During range expansion, edge populations are expected to face increased genetic drift, which in turn can alter and potentially compromise adaptive dynamics, preventing the removal of deleterious mutations and slowing down adaptation. Here, we contrast populations of the European sub-species Arabidopsis lyrata ssp petraea, which expanded its Northern range after the last glaciation. We document a sharp decline in effective population size in the range-edge population and observe that non-synonymous variants segregate at higher frequencies. We detect a 4.9% excess of derived non-synonymous variants per individual in the range-edge population, suggesting an increase of the genomic burden of deleterious mutations.
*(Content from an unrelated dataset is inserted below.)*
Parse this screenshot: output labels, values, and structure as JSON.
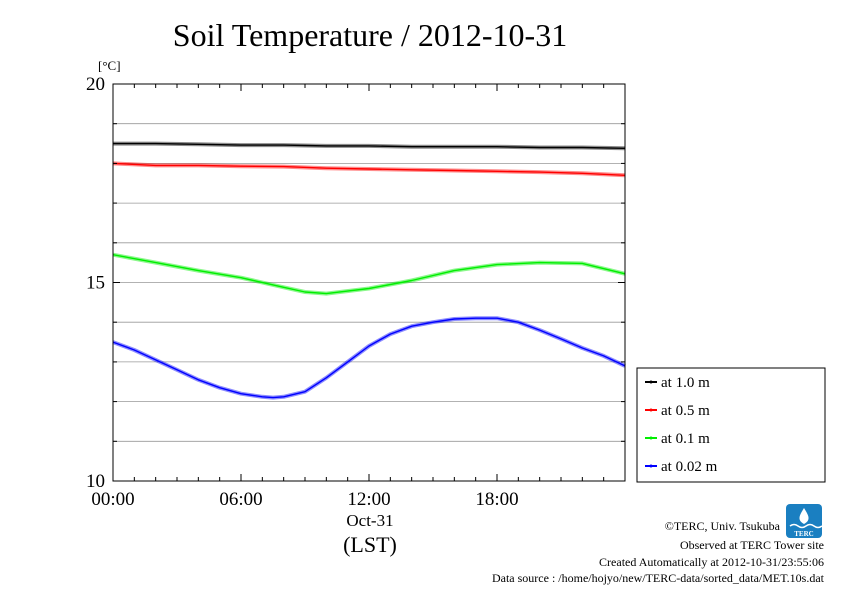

Inference of the fitness effects of mutations and modeling of allele frequencies under the explicit demographic history of each population predicts a depletion of rare deleterious variants in the range-edge population, but an enrichment for fixed ones, consistent with the bottleneck effect. However, the demographic history of the range-edge population predicts a small net decrease in per-individual fitness. Consistent with this prediction, the range-edge population is not impaired in its growth and survival measured in a common garden experiment. We further observe that the allelic diversity at the self-incompatibility locus, which ensures strict outcrossing and evolves under negative frequency-dependent selection, has remained unchanged. Genomic footprints indicative of selective sweeps are broader in the Northern population but not less frequent. We conclude that the outcrossing species A. lyrata ssp petraea shows a strong resilience to the effect of range expansion.